If I were to name the most “socialist” things that I see or hear about on this side of the pond – “socialist” referring to the reality I’ve experienced, not to the latest myth du jour – Obamacare or “big government” would not be especially close to the top of the list. (If you recall, the problem with the “big government” in the Soviet bloc was a little bit more particular than it just being big.) On the other hand, big U.S. banks and other “too big to fail” entities are pretty good analogues of the coal and steel communist corporation. Pork barrel politics. I’ve mentioned Wall Street already. Academic politics, in so many ways that it just hurts to think about it. But also bureaucrats and politicians who try to micromanage academic research they don’t understand and use arbitrary indicators of “usefulness” to evaluate it, much like communists instituted a set of “criteria” to control production. Kuroń again:
First, it was the number of produced articles that counted – the more, the better – so that factories increased quantity at the expense of quality. The market was full of small-sized shoes, but no large sizes. So the central planner started using weight as a criterion. Producers understood quickly that shoes must be as heavy as possible – steel soles were best. […]

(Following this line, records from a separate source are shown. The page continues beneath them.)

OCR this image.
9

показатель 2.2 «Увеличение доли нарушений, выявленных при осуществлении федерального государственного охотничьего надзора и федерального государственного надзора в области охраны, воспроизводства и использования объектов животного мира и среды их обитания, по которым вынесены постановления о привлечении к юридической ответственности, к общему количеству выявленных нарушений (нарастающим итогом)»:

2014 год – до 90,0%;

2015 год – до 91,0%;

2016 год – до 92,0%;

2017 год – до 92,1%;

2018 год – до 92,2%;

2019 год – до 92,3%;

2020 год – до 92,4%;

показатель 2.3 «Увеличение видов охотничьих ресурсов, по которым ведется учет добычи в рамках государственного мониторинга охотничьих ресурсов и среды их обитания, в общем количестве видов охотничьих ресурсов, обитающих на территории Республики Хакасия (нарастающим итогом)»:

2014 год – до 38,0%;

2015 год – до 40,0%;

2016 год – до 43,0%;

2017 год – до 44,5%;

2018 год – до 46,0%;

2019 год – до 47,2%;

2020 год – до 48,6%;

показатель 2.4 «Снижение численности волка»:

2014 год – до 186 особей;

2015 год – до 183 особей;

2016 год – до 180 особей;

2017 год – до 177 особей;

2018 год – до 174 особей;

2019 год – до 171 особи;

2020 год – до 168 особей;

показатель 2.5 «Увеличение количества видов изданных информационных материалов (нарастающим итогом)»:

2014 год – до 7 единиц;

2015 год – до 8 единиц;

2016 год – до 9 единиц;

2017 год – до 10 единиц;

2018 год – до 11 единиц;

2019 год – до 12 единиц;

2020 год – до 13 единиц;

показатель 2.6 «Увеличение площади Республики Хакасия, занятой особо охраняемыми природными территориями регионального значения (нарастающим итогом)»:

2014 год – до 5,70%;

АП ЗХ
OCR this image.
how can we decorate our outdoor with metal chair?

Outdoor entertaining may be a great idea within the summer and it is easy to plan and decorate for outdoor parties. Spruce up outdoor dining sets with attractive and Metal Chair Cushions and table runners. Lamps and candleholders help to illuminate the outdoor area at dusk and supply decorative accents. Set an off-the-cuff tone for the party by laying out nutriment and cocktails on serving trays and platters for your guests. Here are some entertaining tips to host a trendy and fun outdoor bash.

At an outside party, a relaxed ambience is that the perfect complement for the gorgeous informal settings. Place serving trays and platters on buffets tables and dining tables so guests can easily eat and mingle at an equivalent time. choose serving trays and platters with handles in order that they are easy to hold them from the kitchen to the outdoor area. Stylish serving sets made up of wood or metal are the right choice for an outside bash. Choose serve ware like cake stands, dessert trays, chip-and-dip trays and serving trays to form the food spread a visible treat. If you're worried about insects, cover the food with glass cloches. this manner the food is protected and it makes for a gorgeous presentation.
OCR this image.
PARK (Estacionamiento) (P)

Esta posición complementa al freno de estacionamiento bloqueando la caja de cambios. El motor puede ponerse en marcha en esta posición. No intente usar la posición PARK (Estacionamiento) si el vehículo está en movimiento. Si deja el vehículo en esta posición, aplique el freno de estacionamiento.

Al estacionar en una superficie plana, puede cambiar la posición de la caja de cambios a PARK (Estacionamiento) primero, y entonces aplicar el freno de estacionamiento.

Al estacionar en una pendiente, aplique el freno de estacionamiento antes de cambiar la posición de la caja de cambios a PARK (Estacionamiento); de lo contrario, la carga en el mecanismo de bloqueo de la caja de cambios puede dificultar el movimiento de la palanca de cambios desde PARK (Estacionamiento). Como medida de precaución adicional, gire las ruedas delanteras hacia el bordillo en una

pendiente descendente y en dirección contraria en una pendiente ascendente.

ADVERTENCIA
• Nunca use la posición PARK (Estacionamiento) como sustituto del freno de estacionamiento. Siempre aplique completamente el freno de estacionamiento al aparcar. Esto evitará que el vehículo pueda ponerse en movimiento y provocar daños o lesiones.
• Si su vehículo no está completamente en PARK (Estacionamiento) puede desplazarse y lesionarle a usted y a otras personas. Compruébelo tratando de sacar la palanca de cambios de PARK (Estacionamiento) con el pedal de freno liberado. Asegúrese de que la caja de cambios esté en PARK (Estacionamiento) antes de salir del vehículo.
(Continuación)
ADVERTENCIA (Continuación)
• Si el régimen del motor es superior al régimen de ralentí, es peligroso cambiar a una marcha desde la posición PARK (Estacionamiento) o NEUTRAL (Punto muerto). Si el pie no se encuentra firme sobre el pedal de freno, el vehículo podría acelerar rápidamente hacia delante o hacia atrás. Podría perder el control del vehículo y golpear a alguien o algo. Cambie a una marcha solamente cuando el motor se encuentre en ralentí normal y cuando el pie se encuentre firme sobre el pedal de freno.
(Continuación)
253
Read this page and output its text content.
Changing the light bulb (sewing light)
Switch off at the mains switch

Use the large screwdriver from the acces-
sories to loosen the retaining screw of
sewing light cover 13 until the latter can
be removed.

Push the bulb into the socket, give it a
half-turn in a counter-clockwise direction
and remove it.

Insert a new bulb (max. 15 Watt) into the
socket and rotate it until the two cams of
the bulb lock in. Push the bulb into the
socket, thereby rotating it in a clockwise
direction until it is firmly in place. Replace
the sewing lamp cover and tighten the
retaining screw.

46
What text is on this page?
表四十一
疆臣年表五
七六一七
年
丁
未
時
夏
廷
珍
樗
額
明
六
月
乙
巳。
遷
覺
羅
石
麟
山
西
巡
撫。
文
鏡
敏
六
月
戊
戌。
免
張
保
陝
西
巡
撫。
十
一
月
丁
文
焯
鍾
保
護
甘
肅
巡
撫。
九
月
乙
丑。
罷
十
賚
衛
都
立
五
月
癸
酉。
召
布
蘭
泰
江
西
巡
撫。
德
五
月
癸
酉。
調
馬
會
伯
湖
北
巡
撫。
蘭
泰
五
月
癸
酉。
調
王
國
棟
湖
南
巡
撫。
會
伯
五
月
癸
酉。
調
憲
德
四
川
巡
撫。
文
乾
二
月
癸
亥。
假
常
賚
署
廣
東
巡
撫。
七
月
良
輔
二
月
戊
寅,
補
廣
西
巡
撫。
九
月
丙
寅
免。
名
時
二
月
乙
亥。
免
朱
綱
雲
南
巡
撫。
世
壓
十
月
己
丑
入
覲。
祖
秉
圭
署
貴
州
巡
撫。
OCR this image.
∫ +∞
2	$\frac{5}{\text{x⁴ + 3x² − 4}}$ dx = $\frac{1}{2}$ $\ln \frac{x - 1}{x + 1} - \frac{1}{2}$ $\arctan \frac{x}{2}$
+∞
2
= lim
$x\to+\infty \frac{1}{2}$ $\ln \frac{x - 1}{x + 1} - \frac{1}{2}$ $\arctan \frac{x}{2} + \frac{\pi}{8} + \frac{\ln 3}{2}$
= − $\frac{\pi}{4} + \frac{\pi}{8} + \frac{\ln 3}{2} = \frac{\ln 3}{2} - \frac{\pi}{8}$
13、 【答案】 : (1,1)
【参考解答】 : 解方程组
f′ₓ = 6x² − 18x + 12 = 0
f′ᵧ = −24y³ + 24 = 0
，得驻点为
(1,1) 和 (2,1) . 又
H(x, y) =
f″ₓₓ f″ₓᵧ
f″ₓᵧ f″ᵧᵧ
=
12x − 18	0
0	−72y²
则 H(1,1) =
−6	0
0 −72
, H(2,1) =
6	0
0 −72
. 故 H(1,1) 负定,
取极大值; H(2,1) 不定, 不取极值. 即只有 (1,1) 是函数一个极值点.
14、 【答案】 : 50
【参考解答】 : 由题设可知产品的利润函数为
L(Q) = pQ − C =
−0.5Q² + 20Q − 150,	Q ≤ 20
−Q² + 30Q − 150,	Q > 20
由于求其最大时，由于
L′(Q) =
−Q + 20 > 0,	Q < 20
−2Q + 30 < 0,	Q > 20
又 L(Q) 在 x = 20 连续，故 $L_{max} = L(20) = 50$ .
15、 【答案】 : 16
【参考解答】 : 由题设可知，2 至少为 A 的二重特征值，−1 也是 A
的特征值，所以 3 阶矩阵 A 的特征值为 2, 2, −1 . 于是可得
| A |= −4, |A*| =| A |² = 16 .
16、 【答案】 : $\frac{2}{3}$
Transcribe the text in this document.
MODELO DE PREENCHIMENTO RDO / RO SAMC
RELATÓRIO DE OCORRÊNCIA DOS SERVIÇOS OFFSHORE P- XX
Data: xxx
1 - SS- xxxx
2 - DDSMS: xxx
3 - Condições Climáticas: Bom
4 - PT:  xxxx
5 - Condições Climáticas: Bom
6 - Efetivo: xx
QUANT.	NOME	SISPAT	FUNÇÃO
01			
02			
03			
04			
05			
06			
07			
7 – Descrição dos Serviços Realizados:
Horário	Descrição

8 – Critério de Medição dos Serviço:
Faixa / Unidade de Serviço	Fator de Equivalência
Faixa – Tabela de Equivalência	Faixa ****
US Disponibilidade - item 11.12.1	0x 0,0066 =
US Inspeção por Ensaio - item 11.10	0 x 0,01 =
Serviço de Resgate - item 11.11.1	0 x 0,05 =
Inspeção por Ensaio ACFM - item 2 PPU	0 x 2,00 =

When I became minister of labour in 1989, I was shown a list of 36 criteria used to evaluate companies. All along, as the number of criteria increased, the actuaries all over Poland figured how to game the system and win. And they always managed it – that is to say, they were able to position themselves so as to produce little, badly and expensively, but still make good money, and even receive honours.
You see, studying the “complexities of communism” can tell you how people will respond to that sort of thing.
As I’ve said before, I’d like to do at least one more post on the subject, about the 1980s. I’m not sure when, though. I have other work to catch up on after the holidays.